Eine kleine Geschichte dazu: Sybille ist Qualitätsmanagementbeauftragte und bespricht mit ihrer Führungskraft die neusten Änderungen im Qualitätsmanagement-Handbuch. Plötzlich beginnt der überdimensionale Kaffeepot ihrer Chefin zu fallen. Der Pot hat schon fast eine Eimerform und hilft, immer den maximalen Anteil des Kaffees abzuschöpfen. Um ihn voll zu machen, muss Bernadette – die Führungskraft von Sybille – bestimmt fünf- oder sechsmal auf die Kaffeetaste des Automaten drücken. Sie macht den Eimer nicht immer voll, das würde zu lange dauern. Aber es kommt vor. Naja, Bernadette bemerkt den fallenden Pot. Nur ihre Augen bewegen sich um wenige Millimeter nach rechts und nach unten. Sybille sieht die Augenbewegungen. Die rechte Hand von Bernadette schnellt wie die Zunge eines Chamäleons unter den Pot und stemmt ihn in letzter Sekunde wieder in die vertikale Position. Nur ein kleiner Schwapp fliegt über den Rand der Tasse und landet auf dem Tisch. Bernadette lächelt selbstgefällig und wischt mit der Handfläche den nassen Fleck weg. Sichtlich stolz auf Ihre blitzschnelle Reaktion sagt sie: „Ich hatte schon immer ganz besondere Reflexe.“ Bitte? Was? Sybille lässt das im Gedanken nachwirken und fragt sich, wie und was sie darauf antworten soll. Ja, du könntest eine Büroklammer auffangen, wenn Sie droht auf dem Boden zu landen. Boah! Unglaubliche Leistung. Du bist meine fachlich Vorgesetzte. Ich will mit dir die neusten Änderungen der DIN ISO 9001 besprechen. Sybille sagt nichts und kommt zurück zu Thema.

Ich habe es bei einigen, sonst sehr erfolgreichen und charakterlich angenehmen Führungspersönlichkeiten erlebt, dass die mangelnde Bestätigung von außen zu einer übersteigerten Selbstdarstellung führt. Das Gegenüber kann das als unangenehm wahrnehmen. Die eigenen Leistungen und das besondere Engagement werden dabei im Gespräch immer wieder in den Vordergrund gerückt. Ich erkläre mir diese überspitzte Selbstdarstellung damit, dass Menschen in Leitungstätigkeiten wenig oder gar keine Rückmeldung zu Ihrem Tun erhalten und förmlich danach gieren, bestätigt zu werden. Das ist nur menschlich. Jeder braucht für das eigene Glück die Bestätigung von außen.

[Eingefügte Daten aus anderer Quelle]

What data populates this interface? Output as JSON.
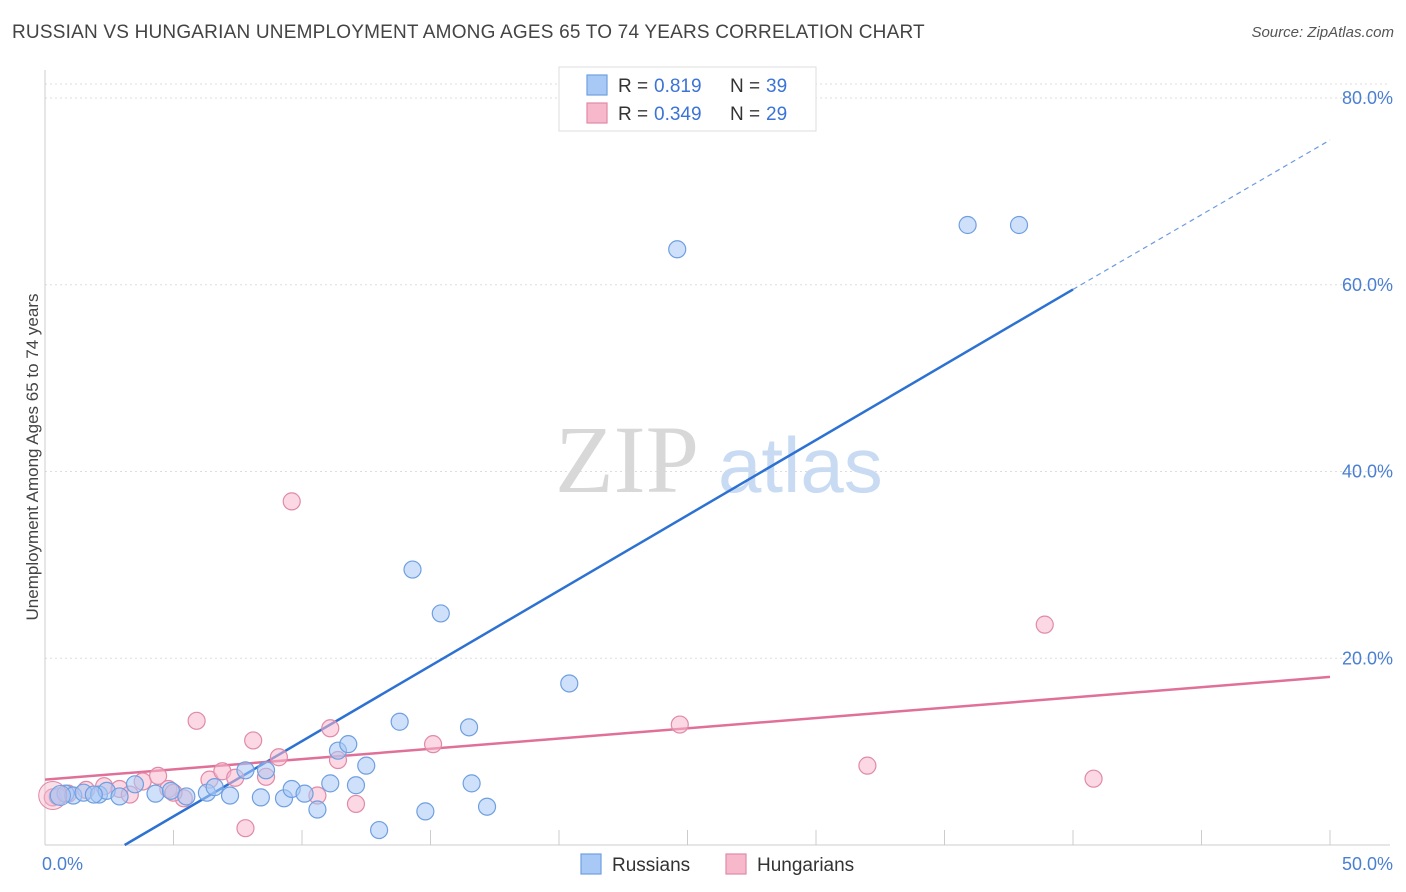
{
  "header": {
    "title": "RUSSIAN VS HUNGARIAN UNEMPLOYMENT AMONG AGES 65 TO 74 YEARS CORRELATION CHART",
    "source": "Source: ZipAtlas.com"
  },
  "watermark": {
    "zip": "ZIP",
    "atlas": "atlas"
  },
  "legend": {
    "rows": [
      {
        "r_label": "R =",
        "r_value": "0.819",
        "n_label": "N =",
        "n_value": "39",
        "color": "#a8c8f5",
        "stroke": "#6f9fe0"
      },
      {
        "r_label": "R =",
        "r_value": "0.349",
        "n_label": "N =",
        "n_value": "29",
        "color": "#f7b8cc",
        "stroke": "#e08aa8"
      }
    ]
  },
  "bottom_legend": {
    "items": [
      "Russians",
      "Hungarians"
    ]
  },
  "chart_data": {
    "type": "scatter",
    "title": "RUSSIAN VS HUNGARIAN UNEMPLOYMENT AMONG AGES 65 TO 74 YEARS CORRELATION CHART",
    "xlabel": "",
    "ylabel": "Unemployment Among Ages 65 to 74 years",
    "xlim": [
      0,
      50
    ],
    "ylim": [
      0,
      83
    ],
    "x_tick_labels": [
      "0.0%",
      "50.0%"
    ],
    "y_tick_labels": [
      "20.0%",
      "40.0%",
      "60.0%",
      "80.0%"
    ],
    "y_tick_values": [
      20,
      40,
      60,
      80
    ],
    "grid": true,
    "legend_position": "top-center",
    "series": [
      {
        "name": "Russians",
        "color": "#a8c8f5",
        "stroke": "#6f9fe0",
        "line_color": "#2d72d2",
        "trend": {
          "x0": 3.1,
          "y0": 0,
          "x1": 40.0,
          "y1": 59.5,
          "x_dash_end": 50.0,
          "y_dash_end": 75.5
        },
        "points": [
          [
            0.5,
            5.2
          ],
          [
            0.8,
            5.5
          ],
          [
            1.1,
            5.3
          ],
          [
            1.5,
            5.6
          ],
          [
            2.1,
            5.4
          ],
          [
            2.4,
            5.8
          ],
          [
            2.9,
            5.2
          ],
          [
            3.5,
            6.5
          ],
          [
            4.3,
            5.5
          ],
          [
            4.9,
            5.8
          ],
          [
            5.5,
            5.2
          ],
          [
            6.3,
            5.6
          ],
          [
            6.6,
            6.2
          ],
          [
            7.2,
            5.3
          ],
          [
            7.8,
            8.0
          ],
          [
            8.4,
            5.1
          ],
          [
            8.6,
            8.0
          ],
          [
            9.3,
            5.0
          ],
          [
            9.6,
            6.0
          ],
          [
            10.1,
            5.5
          ],
          [
            10.6,
            3.8
          ],
          [
            11.1,
            6.6
          ],
          [
            11.4,
            10.1
          ],
          [
            11.8,
            10.8
          ],
          [
            12.1,
            6.4
          ],
          [
            12.5,
            8.5
          ],
          [
            13.0,
            1.6
          ],
          [
            13.8,
            13.2
          ],
          [
            14.3,
            29.5
          ],
          [
            14.8,
            3.6
          ],
          [
            15.4,
            24.8
          ],
          [
            16.5,
            12.6
          ],
          [
            16.6,
            6.6
          ],
          [
            17.2,
            4.1
          ],
          [
            20.4,
            17.3
          ],
          [
            24.6,
            63.8
          ],
          [
            35.9,
            66.4
          ],
          [
            37.9,
            66.4
          ],
          [
            1.9,
            5.4
          ]
        ]
      },
      {
        "name": "Hungarians",
        "color": "#f7b8cc",
        "stroke": "#e08aa8",
        "line_color": "#e07098",
        "trend": {
          "x0": 0,
          "y0": 7.0,
          "x1": 50.0,
          "y1": 18.0
        },
        "points": [
          [
            0.3,
            5.1
          ],
          [
            0.9,
            5.5
          ],
          [
            1.6,
            5.9
          ],
          [
            2.3,
            6.3
          ],
          [
            2.9,
            6.0
          ],
          [
            3.3,
            5.4
          ],
          [
            3.8,
            6.8
          ],
          [
            4.4,
            7.4
          ],
          [
            4.8,
            6.0
          ],
          [
            5.4,
            5.0
          ],
          [
            5.9,
            13.3
          ],
          [
            6.4,
            7.0
          ],
          [
            6.9,
            7.9
          ],
          [
            7.4,
            7.2
          ],
          [
            7.8,
            1.8
          ],
          [
            8.1,
            11.2
          ],
          [
            8.6,
            7.3
          ],
          [
            9.1,
            9.4
          ],
          [
            9.6,
            36.8
          ],
          [
            10.6,
            5.3
          ],
          [
            11.1,
            12.5
          ],
          [
            11.4,
            9.1
          ],
          [
            12.1,
            4.4
          ],
          [
            15.1,
            10.8
          ],
          [
            24.7,
            12.9
          ],
          [
            32.0,
            8.5
          ],
          [
            38.9,
            23.6
          ],
          [
            40.8,
            7.1
          ],
          [
            5.0,
            5.6
          ]
        ]
      }
    ]
  }
}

In asymmetrischen Beziehungen (Vorgesetzter/Mitarbeiter) wird das schnell eigenartig, da der Vorgesetzte von seinem Mitarbeitenden Bestätigung erwartet. Normalerweise ist das aber andersherum. Der Mitarbeitende erwartet für seine Arbeit eine Rückmeldung und Bestätigung. Leider habe ich diese Momente auch bei mir aufblitzen sehen und mich oft im Nachhinein geärgert und gefragt, was war denn da mit mir los.

Frage Dich. Was habe ich heute gut gemacht?

Ein Weg diesem Umstand zu begegnen ist, sich die persönlichen Erfolge gezielt vor Augen zu führen und sich selbst auf die Schulter zu klopfen. Eine Möglichkeit ist, die abgeschlossenen Projekte, Aufgaben oder erfolgreichen Gespräche niederzuschreiben und sich bewusst zu machen, was man erreicht hat oder was vielleicht auch nicht so gut gelaufen ist. Das ersetzt nicht im Ansatz eine menschliche Rückmeldung. Daher ist es auch möglich, aus dem Verhalten des Umfeldes entsprechende Rückmeldungen zu erhalten. Respekt ist beispielsweise ein starkes Zeichen, dass die geleistete Arbeit bzw. der individuelle Arbeitsstil in der Organisation ankommt und auf seine Weise richtig ist.